Certainly, it’s been great to see both World Cup and some of the energy that we saw in one of our key markets like New York around the Knicks, which was, to me, I think, yes, some lift from that. Even just more importantly, consumers engaging in that beer occasion, coming together in the on-premise, in the off-premise. The pictures from New York, I thought, were remarkable. Just to see young people being together, watching the game projected on the sides of buildings, and those are beer occasions, right? It’s just a great reminder to that consumer of the role that this category can play in their lives. I think having these great events rolling through the summer could be quite meaningful in that regard. Garth, I don’t see anything to add?
Garth Hankinson, Chief Financial Officer, Constellation Brands: I think you hit it all, Nick.
Nicholas Fink, Chief Executive Officer, Constellation Brands: All right. Thank you.
Operator: The next question is in the line of Lauren Lieberman with Barclays. Please proceed with your question.
Lauren Lieberman, Analyst, Barclays: Great. Thanks so much. Good morning. Just getting to the quarter itself, I was struck by the fixed cost leverage that looks like you enjoyed this quarter with the gross margins, the margins for beer at 39%. I just wanted to talk a little bit about the drivers of that. The 1.8% shipment growth is certainly better than what was anticipated, but it’s a high bar for the margin with volumes still sub 2%. Just kind of curious as we think about that going forward, you’re absorbing incremental depreciation, but again, the strength of the margin in the quarter was particularly strong. I just want to understand the building blocks better so we can think about the path forward. Thanks.
Garth Hankinson, Chief Financial Officer, Constellation Brands: Hey, Lauren, thanks for the question. Really, you hit on it. We had about 30 basis points of benefits this quarter versus last year, really due to fixed overhead absorption, largely due to fixed overhead absorption, as you say, related to the higher shipment. In addition to that, we also continue to make great progress on our cost savings agenda, that was certainly a benefit. We also had 20 basis points of favorability due to pricing net of mix. That was offset by about 30 basis points of currency headwinds and other small things that will flow through cost of goods. That really is what drove the favorability on gross profit margins. On operating margins, we declined 10 basis points. We had the 20 basis points of favorability on gross margin expansion, we had 20 basis points headwinds on increased SG&A.

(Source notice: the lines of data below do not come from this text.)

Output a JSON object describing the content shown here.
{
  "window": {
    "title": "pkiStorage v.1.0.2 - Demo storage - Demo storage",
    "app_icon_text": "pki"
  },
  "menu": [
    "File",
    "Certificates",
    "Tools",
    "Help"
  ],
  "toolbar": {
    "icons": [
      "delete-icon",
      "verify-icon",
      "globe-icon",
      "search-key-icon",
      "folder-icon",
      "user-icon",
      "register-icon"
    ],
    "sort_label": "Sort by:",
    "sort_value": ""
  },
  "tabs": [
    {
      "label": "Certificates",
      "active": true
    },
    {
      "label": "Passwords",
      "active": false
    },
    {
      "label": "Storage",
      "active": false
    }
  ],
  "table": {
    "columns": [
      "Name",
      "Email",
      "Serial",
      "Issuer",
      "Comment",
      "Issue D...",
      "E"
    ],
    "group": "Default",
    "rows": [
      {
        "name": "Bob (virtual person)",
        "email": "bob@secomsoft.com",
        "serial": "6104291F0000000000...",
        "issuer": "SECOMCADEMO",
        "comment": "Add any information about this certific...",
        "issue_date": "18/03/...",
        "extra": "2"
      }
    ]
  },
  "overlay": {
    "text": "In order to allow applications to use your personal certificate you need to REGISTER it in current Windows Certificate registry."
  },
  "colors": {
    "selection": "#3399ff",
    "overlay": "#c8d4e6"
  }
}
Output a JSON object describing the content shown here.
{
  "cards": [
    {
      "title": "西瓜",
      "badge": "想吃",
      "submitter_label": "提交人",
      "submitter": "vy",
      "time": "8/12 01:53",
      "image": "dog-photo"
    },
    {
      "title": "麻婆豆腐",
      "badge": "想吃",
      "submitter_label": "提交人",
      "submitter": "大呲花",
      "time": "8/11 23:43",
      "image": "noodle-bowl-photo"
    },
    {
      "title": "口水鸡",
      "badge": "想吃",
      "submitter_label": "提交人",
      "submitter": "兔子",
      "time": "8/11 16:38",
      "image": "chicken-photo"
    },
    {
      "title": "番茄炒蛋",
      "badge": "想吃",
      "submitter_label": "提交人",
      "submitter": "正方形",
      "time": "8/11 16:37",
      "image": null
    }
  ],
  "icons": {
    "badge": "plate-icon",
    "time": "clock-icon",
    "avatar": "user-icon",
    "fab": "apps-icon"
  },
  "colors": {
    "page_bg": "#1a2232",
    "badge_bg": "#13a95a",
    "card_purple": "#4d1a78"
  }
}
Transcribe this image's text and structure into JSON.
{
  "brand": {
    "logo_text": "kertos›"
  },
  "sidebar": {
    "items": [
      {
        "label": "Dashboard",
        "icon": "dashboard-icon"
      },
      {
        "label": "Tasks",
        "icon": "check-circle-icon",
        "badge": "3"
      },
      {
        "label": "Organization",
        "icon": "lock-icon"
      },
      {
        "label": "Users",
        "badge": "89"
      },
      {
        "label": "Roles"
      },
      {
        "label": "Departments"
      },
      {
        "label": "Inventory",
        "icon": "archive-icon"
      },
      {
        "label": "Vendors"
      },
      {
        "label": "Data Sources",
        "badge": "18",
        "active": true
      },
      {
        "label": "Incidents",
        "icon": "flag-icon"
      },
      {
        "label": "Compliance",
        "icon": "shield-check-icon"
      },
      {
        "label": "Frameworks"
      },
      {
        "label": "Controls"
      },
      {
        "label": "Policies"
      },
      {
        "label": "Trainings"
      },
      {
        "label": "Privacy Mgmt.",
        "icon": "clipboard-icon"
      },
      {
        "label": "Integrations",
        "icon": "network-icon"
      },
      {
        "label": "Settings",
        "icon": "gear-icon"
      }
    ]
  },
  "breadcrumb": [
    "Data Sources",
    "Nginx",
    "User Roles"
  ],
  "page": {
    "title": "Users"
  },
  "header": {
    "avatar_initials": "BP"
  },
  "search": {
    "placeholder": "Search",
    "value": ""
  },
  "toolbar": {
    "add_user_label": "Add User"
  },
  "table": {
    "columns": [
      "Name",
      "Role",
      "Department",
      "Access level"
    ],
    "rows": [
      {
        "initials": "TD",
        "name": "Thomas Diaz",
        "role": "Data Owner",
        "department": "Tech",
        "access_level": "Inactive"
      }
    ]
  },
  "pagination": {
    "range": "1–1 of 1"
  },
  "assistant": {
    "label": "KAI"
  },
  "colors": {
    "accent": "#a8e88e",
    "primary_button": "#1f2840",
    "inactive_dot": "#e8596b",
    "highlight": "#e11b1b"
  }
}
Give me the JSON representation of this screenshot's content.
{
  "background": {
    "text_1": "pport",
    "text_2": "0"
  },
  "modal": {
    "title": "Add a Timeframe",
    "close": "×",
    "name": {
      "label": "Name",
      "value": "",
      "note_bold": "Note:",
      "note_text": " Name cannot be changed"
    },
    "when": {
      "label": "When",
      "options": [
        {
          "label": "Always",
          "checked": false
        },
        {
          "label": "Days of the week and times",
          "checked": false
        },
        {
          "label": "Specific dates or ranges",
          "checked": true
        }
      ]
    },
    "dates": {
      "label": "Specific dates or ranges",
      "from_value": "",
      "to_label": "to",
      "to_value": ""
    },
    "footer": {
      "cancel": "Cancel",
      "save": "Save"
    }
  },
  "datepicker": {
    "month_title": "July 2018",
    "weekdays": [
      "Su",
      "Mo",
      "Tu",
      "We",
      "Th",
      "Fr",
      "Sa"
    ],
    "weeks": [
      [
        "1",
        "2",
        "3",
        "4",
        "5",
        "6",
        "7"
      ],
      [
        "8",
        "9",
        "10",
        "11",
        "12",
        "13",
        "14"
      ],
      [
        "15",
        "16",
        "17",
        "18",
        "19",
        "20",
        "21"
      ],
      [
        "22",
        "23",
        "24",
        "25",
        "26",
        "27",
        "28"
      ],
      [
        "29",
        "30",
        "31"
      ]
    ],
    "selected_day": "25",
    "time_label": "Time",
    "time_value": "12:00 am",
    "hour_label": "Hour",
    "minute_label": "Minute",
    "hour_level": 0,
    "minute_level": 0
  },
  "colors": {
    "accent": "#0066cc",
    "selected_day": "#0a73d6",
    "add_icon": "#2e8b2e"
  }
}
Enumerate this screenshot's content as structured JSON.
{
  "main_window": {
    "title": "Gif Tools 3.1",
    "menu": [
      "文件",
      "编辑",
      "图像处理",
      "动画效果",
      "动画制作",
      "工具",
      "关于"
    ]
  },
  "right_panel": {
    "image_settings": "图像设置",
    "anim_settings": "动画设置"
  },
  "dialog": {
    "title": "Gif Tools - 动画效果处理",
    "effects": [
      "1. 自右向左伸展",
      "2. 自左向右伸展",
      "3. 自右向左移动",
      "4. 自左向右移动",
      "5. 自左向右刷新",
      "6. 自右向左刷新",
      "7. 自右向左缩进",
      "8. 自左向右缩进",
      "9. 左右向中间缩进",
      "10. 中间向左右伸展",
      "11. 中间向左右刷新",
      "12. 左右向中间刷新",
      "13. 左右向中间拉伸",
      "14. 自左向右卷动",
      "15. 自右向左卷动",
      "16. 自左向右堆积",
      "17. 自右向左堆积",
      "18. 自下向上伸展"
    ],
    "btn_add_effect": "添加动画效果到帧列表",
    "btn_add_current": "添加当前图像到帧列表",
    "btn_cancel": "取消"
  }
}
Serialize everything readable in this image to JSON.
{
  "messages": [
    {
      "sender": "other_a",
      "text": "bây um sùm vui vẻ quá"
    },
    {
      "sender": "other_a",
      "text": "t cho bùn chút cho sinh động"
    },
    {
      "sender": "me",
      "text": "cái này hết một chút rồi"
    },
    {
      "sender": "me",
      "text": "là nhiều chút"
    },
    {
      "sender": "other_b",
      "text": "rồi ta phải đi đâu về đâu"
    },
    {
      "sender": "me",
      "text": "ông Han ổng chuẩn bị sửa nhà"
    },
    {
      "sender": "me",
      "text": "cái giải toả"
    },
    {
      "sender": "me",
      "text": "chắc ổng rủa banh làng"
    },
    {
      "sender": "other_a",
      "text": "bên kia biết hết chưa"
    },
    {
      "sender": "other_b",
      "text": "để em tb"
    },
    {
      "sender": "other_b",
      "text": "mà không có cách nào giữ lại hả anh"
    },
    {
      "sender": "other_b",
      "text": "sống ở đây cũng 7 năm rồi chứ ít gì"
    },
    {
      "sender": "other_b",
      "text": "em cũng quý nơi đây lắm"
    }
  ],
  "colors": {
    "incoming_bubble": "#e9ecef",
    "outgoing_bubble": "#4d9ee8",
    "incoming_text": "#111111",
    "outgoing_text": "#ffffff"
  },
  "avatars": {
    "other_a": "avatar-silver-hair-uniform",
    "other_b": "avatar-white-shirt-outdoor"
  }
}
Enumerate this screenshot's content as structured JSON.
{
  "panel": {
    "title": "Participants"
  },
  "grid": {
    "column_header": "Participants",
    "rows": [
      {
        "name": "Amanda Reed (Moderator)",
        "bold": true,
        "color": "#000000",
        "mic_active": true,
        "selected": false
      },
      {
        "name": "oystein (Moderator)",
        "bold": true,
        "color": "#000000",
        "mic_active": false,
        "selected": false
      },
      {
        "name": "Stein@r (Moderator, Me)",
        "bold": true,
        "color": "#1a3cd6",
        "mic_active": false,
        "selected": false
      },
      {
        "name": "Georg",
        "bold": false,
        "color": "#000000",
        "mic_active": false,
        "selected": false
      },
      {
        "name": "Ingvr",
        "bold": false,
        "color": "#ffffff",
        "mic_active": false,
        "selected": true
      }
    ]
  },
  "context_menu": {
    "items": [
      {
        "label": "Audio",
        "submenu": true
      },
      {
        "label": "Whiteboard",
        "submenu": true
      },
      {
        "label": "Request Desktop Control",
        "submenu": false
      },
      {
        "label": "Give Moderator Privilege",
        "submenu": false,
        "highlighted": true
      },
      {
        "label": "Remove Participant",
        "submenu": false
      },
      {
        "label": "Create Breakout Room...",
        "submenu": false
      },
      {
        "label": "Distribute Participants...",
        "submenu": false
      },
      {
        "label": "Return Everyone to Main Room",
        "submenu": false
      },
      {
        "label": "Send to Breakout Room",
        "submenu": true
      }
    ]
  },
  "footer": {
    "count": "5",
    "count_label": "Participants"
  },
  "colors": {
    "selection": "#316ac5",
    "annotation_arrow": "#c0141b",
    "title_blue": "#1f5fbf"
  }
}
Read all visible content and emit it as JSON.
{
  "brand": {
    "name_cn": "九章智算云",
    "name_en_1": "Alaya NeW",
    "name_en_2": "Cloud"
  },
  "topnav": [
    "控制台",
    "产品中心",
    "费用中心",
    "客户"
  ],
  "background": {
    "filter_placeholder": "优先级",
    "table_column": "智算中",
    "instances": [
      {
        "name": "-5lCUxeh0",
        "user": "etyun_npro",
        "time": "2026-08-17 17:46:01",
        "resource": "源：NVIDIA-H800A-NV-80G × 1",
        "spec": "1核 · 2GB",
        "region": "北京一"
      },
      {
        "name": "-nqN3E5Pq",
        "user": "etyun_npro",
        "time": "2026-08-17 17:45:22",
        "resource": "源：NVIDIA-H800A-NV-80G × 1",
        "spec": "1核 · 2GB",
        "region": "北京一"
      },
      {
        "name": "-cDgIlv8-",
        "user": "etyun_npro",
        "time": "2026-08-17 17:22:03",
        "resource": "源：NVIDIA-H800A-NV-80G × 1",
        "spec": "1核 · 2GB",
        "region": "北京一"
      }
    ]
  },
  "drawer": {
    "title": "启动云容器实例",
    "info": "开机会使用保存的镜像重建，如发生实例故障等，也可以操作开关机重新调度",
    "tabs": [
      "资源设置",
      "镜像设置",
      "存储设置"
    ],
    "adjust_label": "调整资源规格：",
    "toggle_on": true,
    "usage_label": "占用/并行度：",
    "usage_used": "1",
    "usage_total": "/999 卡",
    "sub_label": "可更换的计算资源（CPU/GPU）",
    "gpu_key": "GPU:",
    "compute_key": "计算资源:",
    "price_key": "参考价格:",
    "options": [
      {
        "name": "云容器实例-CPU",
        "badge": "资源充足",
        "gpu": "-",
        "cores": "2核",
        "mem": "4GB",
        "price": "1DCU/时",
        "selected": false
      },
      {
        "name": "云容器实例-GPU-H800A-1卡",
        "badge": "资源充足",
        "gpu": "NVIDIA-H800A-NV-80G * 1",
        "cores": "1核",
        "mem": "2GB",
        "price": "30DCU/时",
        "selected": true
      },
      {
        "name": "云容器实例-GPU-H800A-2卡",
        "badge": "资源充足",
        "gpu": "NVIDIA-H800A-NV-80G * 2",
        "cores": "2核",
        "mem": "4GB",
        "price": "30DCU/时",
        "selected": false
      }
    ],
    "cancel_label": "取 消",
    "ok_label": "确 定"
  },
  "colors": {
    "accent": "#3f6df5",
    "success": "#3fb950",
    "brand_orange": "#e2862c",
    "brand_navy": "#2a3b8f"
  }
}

Similar to last year, as we’ve added employees to support Veracruz going live later this year, we’ve brought those folks online, until Veracruz commissions, they will sit in SG&A rather than COGS. Then we had 10 basis points of headwinds related to incremental marketing, mostly to support the World Cup that is happening now, as we indicated at our April earnings call. As we look forward into Q2 and Q3, we would still expect gross margins to be strong, we will see some incremental headwinds as it relates to operating margins. Keeping in mind, we’ve increased our marketing spend expectations for the full year to drive incremental marketing investment, particularly around the World Cup and college football and the NFL. You’ll see in Q2 and in Q3 a spike in marketing as a percent of net sales.
As we said in our prepared remarks, that’ll be over the 10% in those two quarters. In Q2 and Q3, we will see SG&A increases. They’re a bit more material in Q1. A big part of that is lapping last year’s lower compensation benefits related to incentive income or incentive compensation.
Operator: Our next question is in the line of Dara Mohseni with Morgan Stanley. Please proceed with your question.
Dara Mohseni, Analyst, Morgan Stanley: Hey, good morning. You mentioned in the prepared remarks you’re looking to extend participation across more occasions. Just high-level, can you give us a bit more detail there on how you execute that? Is it more marketing on base brands and refining that? Is it more through innovation? Is it more through moving into new areas or the white spaces through M&A? Just wanted to get a bit more detail on how specifically you do that. Obviously moving into white spaces potentially is a piece of that. So how significant a focus do you expect the white space expansion to be just relative to driving base business brand trends? Thanks.
Nicholas Fink, Chief Executive Officer, Constellation Brands: Yeah, I’ll start with that. Look, I think the headline is there would be no greater way we can create value than nailing this with our core brands and core portfolio, period. So, when I talk about and understanding consumer occasions, it’s really sort of taking the blinders off of not just thinking about our brands as they compete versus another beer or to be even more narrow, Mexican beer. Actually, how do you look more broadly at what is the choice that your consumer is making in that moment. The team does some fantastic work. We have a whole wheel of identified different consumer occasions. Then we make focused choices, like here’s where we want to compete, and here’s the moments where maybe we’re happy if you take our product, but we’re not spending to go win that moment in the same degree.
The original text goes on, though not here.